Nel romanzo Più lontano ancora Jonathan Franzen scriveva: “Trascorrere una vita intera senza dolore significa non aver mai vissuto”. È per questo che in Licorice Pizza si ride, si piange, senza mai rinunciare alla vita. Non è più tempo di ragionare sul passato. In fondo che cosa resta dell’impero creato da Day-Lewis in Il petroliere? Che cosa resta di quel legame tra Philip Seymour Hoffman e Joaquin Phoenix in The Master? Violenza, rammarico, isolamento. E l’eredità per i posteri? Nessuna, come diceva Mark Wahlberg in Boogie Nights. Prima di andare in scena, cercava di autoconvincersi di essere una stella luminosa dello spettacolo. Anderson in Licorice Pizza rifiuta l’illusione, rifiuta le etichette. La realtà deve essere speranza. Non si può parlare di coming of age, teen movie. Anderson punta all’universalità della vicenda, al dolce ammonimento. Non è un racconto di formazione, non è una storia romantica. È una riflessione sulle esperienze, sulle occasioni perdute e (forse) raggiunte nuovamente, è il malinconico affresco di un rimpianto che può distruggere l’esistenza.

Il futuro brilla in Licorice Pizza, nonostante le bizzarrie che si sviluppano sotto le luci dei riflettori. La magia è nell’imperfezione, suggerisce Anderson, bisogna saperla cogliere.
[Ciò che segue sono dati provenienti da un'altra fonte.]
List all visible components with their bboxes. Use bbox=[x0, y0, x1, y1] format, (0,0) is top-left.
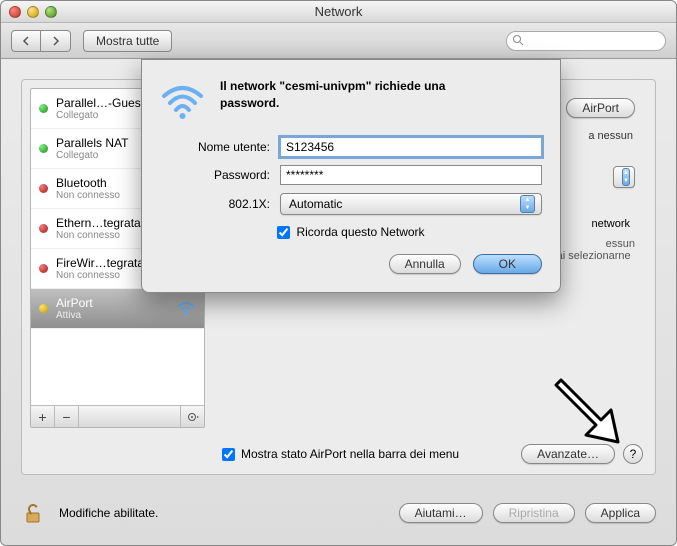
wifi-large-icon bbox=[160, 78, 205, 123]
add-service-button[interactable]: + bbox=[31, 406, 55, 427]
help-button[interactable]: ? bbox=[623, 444, 643, 464]
search-wrap bbox=[506, 31, 666, 51]
panel-bottom-row: Mostra stato AirPort nella barra dei men… bbox=[222, 444, 643, 464]
network-select-partial[interactable]: ▲▼ bbox=[613, 166, 635, 188]
service-actions-button[interactable] bbox=[180, 406, 204, 427]
remember-label: Ricorda questo Network bbox=[296, 225, 424, 239]
lock-status-label: Modifiche abilitate. bbox=[59, 506, 158, 520]
apply-button[interactable]: Applica bbox=[585, 503, 656, 523]
toolbar: Mostra tutte bbox=[1, 23, 676, 59]
status-dot-icon bbox=[39, 264, 48, 273]
forward-button[interactable] bbox=[41, 30, 71, 52]
gear-icon bbox=[186, 410, 200, 424]
unlock-icon[interactable] bbox=[21, 501, 45, 525]
revert-button[interactable]: Ripristina bbox=[493, 503, 575, 523]
dialog-title-line: password. bbox=[220, 96, 279, 110]
select-arrows-icon: ▲▼ bbox=[622, 168, 630, 186]
background-text: network bbox=[591, 218, 630, 230]
sidebar-item-name: AirPort bbox=[56, 296, 168, 310]
dialog-footer: Annulla OK bbox=[160, 254, 542, 274]
password-input[interactable] bbox=[280, 165, 542, 185]
cancel-button[interactable]: Annulla bbox=[389, 254, 461, 274]
background-text: a nessun bbox=[588, 130, 633, 142]
show-all-button[interactable]: Mostra tutte bbox=[83, 30, 172, 52]
password-label: Password: bbox=[160, 168, 280, 182]
dialog-title-line: Il network "cesmi-univpm" richiede una bbox=[220, 79, 445, 93]
status-dot-icon bbox=[39, 184, 48, 193]
remove-service-button[interactable]: − bbox=[55, 406, 79, 427]
dot1x-select[interactable]: Automatic ▲▼ bbox=[280, 193, 542, 215]
ok-button[interactable]: OK bbox=[473, 254, 542, 274]
status-dot-icon bbox=[39, 144, 48, 153]
username-row: Nome utente: bbox=[160, 137, 542, 157]
search-input[interactable] bbox=[506, 31, 666, 51]
network-preferences-window: Network Mostra tutte Parallel bbox=[0, 0, 677, 546]
username-label: Nome utente: bbox=[160, 140, 280, 154]
sidebar-item-status: Attiva bbox=[56, 310, 168, 321]
show-status-label: Mostra stato AirPort nella barra dei men… bbox=[241, 447, 459, 461]
advanced-button[interactable]: Avanzate… bbox=[521, 444, 615, 464]
remember-row: Ricorda questo Network bbox=[160, 225, 542, 239]
wifi-icon bbox=[176, 299, 196, 319]
dialog-header: Il network "cesmi-univpm" richiede una p… bbox=[160, 78, 542, 123]
window-title: Network bbox=[1, 1, 676, 23]
show-status-checkbox-row[interactable]: Mostra stato AirPort nella barra dei men… bbox=[222, 447, 459, 461]
status-dot-icon bbox=[39, 304, 48, 313]
airport-toggle-button[interactable]: AirPort bbox=[566, 98, 635, 118]
chevron-left-icon bbox=[21, 36, 31, 46]
search-icon bbox=[512, 34, 524, 49]
password-row: Password: bbox=[160, 165, 542, 185]
back-button[interactable] bbox=[11, 30, 41, 52]
chevron-right-icon bbox=[51, 36, 61, 46]
username-input[interactable] bbox=[280, 137, 542, 157]
sidebar-item-airport[interactable]: AirPort Attiva bbox=[31, 289, 204, 329]
nav-buttons bbox=[11, 30, 71, 52]
select-arrows-icon: ▲▼ bbox=[520, 195, 535, 213]
dot1x-label: 802.1X: bbox=[160, 197, 280, 211]
dialog-title: Il network "cesmi-univpm" richiede una p… bbox=[220, 78, 445, 123]
sidebar-item-text: AirPort Attiva bbox=[56, 296, 168, 321]
remember-checkbox[interactable] bbox=[277, 226, 290, 239]
status-dot-icon bbox=[39, 224, 48, 233]
dot1x-row: 802.1X: Automatic ▲▼ bbox=[160, 193, 542, 215]
show-status-checkbox[interactable] bbox=[222, 448, 235, 461]
window-footer: Modifiche abilitate. Aiutami… Ripristina… bbox=[21, 501, 656, 525]
sidebar-footer: + − bbox=[31, 405, 204, 427]
status-dot-icon bbox=[39, 104, 48, 113]
assist-button[interactable]: Aiutami… bbox=[399, 503, 483, 523]
dot1x-value: Automatic bbox=[289, 197, 342, 211]
password-dialog: Il network "cesmi-univpm" richiede una p… bbox=[141, 59, 561, 293]
titlebar: Network bbox=[1, 1, 676, 23]
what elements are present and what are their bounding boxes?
Impressionante la prova dei due protagonisti: l’esordiente, ma già cantante affermata negli States, Alana Haim, e Cooper Hoffman, il figlio di Philip Seymour Hoffman. Raggiungerà le vette del padre? È presto per dirlo, ma di sicuro Licorice Pizza si candida per essere il film dell’anno, anche se il 2022 è appena iniziato.